Luna fue caminando entre las gentes. Algunos la saludaban reconociéndola como la hija del patrón De Arzuaga. Ella les respondía con afecto, como si los conociera, aunque su vida había sido lejos de Las Lunas y difícilmente recordara a nadie.
Sebastián la siguió con la mirada y la vio ubicarse cerca de la barra, mirando divertida las parejas de baile.

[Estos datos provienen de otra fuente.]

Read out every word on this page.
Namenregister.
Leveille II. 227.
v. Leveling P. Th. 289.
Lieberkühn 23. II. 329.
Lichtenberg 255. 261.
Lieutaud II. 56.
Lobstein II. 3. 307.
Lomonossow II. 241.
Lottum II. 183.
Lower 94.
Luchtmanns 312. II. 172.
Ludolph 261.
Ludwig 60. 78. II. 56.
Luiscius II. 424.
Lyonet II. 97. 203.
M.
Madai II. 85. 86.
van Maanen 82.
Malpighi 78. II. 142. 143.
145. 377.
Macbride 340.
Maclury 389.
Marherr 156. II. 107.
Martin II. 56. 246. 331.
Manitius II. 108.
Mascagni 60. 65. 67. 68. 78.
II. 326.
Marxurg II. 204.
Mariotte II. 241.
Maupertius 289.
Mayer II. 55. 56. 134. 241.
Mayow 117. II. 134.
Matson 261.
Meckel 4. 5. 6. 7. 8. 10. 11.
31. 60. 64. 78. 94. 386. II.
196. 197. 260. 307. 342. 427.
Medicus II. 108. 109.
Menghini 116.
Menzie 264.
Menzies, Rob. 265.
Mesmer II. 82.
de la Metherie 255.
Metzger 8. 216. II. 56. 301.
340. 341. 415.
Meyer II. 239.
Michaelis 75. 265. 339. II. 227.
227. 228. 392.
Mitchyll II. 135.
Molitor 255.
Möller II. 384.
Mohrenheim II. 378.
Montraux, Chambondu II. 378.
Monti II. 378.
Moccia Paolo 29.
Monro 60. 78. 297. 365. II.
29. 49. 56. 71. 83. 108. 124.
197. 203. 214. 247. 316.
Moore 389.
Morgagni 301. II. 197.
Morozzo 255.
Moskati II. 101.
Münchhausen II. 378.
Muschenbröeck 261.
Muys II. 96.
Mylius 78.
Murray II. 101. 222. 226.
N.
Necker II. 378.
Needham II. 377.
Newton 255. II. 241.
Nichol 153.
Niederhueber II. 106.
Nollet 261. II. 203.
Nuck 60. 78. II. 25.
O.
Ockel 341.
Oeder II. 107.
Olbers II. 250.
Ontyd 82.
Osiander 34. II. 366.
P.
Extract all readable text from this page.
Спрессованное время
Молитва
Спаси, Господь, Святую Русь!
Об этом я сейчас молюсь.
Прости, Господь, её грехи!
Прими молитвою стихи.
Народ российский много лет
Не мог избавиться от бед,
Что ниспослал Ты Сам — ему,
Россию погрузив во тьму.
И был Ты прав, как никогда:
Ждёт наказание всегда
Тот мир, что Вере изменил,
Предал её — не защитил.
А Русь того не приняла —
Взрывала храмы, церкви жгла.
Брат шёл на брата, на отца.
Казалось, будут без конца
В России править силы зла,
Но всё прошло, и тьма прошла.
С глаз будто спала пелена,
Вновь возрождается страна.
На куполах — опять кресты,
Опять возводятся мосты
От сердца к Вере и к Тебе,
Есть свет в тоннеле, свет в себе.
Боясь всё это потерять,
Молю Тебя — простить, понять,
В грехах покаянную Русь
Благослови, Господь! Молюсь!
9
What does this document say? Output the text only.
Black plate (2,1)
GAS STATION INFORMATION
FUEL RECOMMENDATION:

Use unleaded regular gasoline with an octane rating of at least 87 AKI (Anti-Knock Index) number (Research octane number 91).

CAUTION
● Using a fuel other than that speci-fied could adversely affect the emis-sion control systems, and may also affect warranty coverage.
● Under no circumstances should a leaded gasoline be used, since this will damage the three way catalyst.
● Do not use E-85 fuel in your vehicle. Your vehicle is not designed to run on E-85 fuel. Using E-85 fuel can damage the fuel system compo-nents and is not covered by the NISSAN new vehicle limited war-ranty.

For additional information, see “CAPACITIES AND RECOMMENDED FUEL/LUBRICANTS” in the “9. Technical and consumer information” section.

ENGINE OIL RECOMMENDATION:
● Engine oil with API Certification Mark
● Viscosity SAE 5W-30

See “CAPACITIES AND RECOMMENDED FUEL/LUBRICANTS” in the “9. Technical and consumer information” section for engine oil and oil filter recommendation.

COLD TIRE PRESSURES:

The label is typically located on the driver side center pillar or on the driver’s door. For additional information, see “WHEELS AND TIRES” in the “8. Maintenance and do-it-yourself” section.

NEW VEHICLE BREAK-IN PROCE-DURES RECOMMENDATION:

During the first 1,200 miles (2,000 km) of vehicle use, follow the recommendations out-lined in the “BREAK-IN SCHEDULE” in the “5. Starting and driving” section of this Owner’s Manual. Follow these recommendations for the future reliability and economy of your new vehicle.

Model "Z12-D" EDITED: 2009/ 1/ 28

Pensó en ir a saludarla, pero se contuvo y terminó por quitar la mirada de ella por temor a ser descubierto.
Cuando hubo terminado la pieza de baile, Mauricio se excusó con la chica morena de cuerpo de sirena para volver donde su amigo.
—Eres tan necio que no te das cuenta —le recriminó —Y luego dices que el tonto soy yo…
—¿Qué te pasa? ¿De qué estás hablando? —cuestionó haciéndose el desentendido.
Mauricio volteó los ojos con impaciencia.
—¡De la niña Luna! —explicó exasperado —¿Es que no la viste llegar?
Sebastián miró brevemente hacía donde ella estaba.
—Sí, la vi…pero… ¿Qué se supone que haga? ¿Qué vaya a rendirle pleitesía? ¿A importunarla con un saludo? Esta aquí como cualquiera de nosotros. Si vino a divertirse… ¡Que se divierta!